ABSTRACT: The objectives of this study were 1) to determine the influence of lymphocytes and monocytes on progesterone secretion by porcine granulosa cells in culture, and 2) to compare the responses of granulosa cells obtained from small versus large follicles. Granulosa cells were cocultured with lymphocytes, monocytes, and unfractionated mononuclear cells in serum‐free culture medium. Progesterone content of media and cellular DNA were determined after 6, 12, and 24 hrs of culture. Progesterone production by granulosa cells alone or in coculture with erythrocytes increased (P < .001) up to 12 hrs and plateaued thereafter. Cells from large follicles produced approximately two‐fold (P < .01) more progesterone as compared to those isolated from small follicles. Cell numbers, as indicated by DNA, did not change with time in any of the cultures. Lymphocytes stimulated (P < .05) progesterone production by granulosa cells from large follicles but not from small follicles. Similar results were seen when unfractionated mononuclear cells were co‐cultured with granulosa cells. Monocytes stimulated progesterone production by granulosa cells from both large and small follicles. Lymphocytes and monocytes influence steroid secretion by granulosa cells in the pig in vitro.
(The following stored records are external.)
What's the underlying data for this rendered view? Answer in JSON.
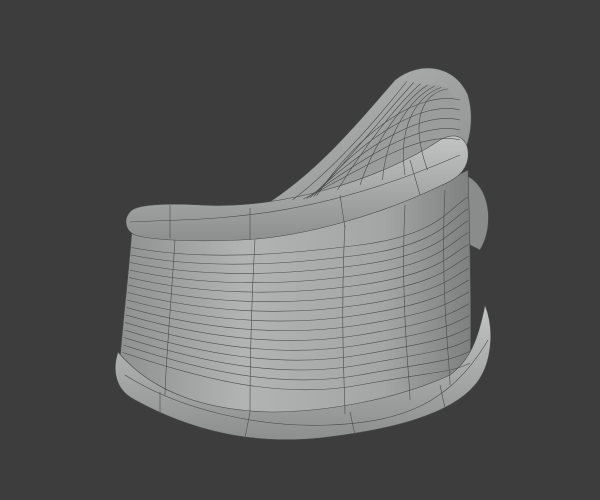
{
  "viewport": {
    "background_color": "#3d3d3d",
    "mesh_color": "#a9abab",
    "mesh_shadow_color": "#7c7e7e",
    "wire_color": "#4a4c4c"
  }
}
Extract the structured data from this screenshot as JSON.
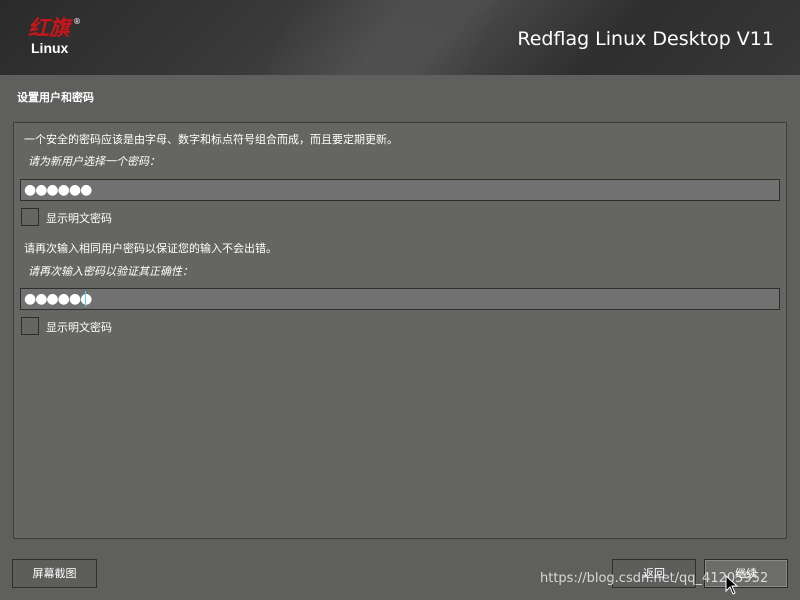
{
  "header": {
    "logo_cn": "红旗",
    "logo_en": "Linux",
    "logo_reg": "®",
    "product_name": "Redflag Linux Desktop V11"
  },
  "section": {
    "title": "设置用户和密码"
  },
  "form": {
    "intro": "一个安全的密码应该是由字母、数字和标点符号组合而成，而且要定期更新。",
    "password_prompt": "请为新用户选择一个密码：",
    "password_value": "●●●●●●",
    "show_password_label_1": "显示明文密码",
    "confirm_intro": "请再次输入相同用户密码以保证您的输入不会出错。",
    "confirm_prompt": "请再次输入密码以验证其正确性：",
    "confirm_value": "●●●●●●",
    "show_password_label_2": "显示明文密码",
    "show_password_checked_1": false,
    "show_password_checked_2": false
  },
  "footer": {
    "screenshot_button": "屏幕截图",
    "back_button": "返回",
    "continue_button": "继续"
  },
  "watermark": "https://blog.csdn.net/qq_41205952",
  "colors": {
    "background": "#5f605d",
    "logo_red": "#c8151b",
    "caret": "#4fd4ff"
  }
}
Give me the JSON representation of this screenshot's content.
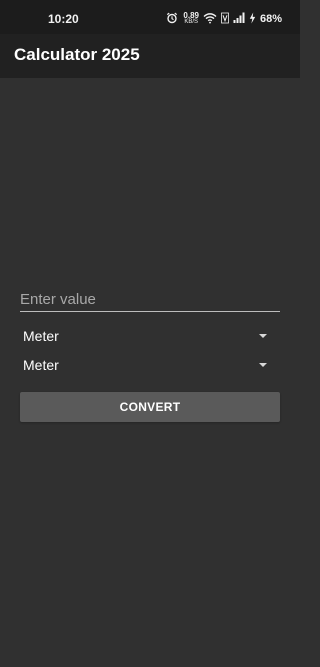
{
  "status_bar": {
    "time": "10:20",
    "network_speed_value": "0.89",
    "network_speed_unit": "KB/S",
    "battery_percent": "68%",
    "icons": [
      "alarm-icon",
      "wifi-icon",
      "volte-icon",
      "signal-icon",
      "charging-icon"
    ]
  },
  "app_bar": {
    "title": "Calculator 2025"
  },
  "converter": {
    "input_placeholder": "Enter value",
    "input_value": "",
    "from_unit": "Meter",
    "to_unit": "Meter",
    "convert_label": "CONVERT"
  }
}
These effects are not mediated through cell proliferation and are influenced by follicle size.

Porcine Lymphocytes Secrete a Bioactive and Immunoreactive LH‐like Factor in Response to LHRH and Concanavalin A

ABSTRACT: Lymphocyte conditioned medium (CM) was prepared by incubating 0 (cell‐free control) or 4 × 106 lymphocytes/ml in serum‐supplemented RPMI containing 0, 10−9, 10−7, and 10−5 M luteinizing hormone releasing hormone (LHRH), 10−5 M LHRH antagonist (LHRHA), or 10−7 M LHRH + 10−5 M LHRHA. Treatments were applied with and without 10 μg/ml concanavalin A (con A), and media were analyzed for LH. Aliquots of the CM from cultures incubated for 48 h were later applied to porcine granulosa cell cultures (suspended to 1.25 × 105 cells in 450 μl). Thereafter, 50 μl of CM were added to granulosa cell cultures. Media were collected after 12, 24, and 48 h and progesterone determined. Immunoreactive LH increased with time of incubation in lymphocyte CM but not cell‐free CM. LH content of lymphocyte CM increased as LHRH concentration increased. LHRHA significantly reduced the amount of LH measured. The presence of con A in the medium resulted in maximal concentrations of LH, irrespective of dose of LHRH or LHRHA. Cell‐free CM containing LHRH, LHRHA, and/or con A did not affect progesterone production by granulosa cells at any of the time periods. Lymphocyte CM containing LHRH caused a dose‐dependent increase in progesterone production at 48 h. This stimulation was blocked by lymphocyte CM containing LHRHA. Lymphocyte CM containing con A also stimulated progesterone production at all of the LHRH concentrations studied. This response was not inhibited by lymphocyte CM containing the LHRHA. Therefore, LHRH and con A stimulate porcine lymphocytes to produce a factor that resembles LH and that stimulates progesterone production by granulosa cells in vitro. The stimulation due to con A appears to be nonspecific while that of LHRH is a specific and dose‐dependent response.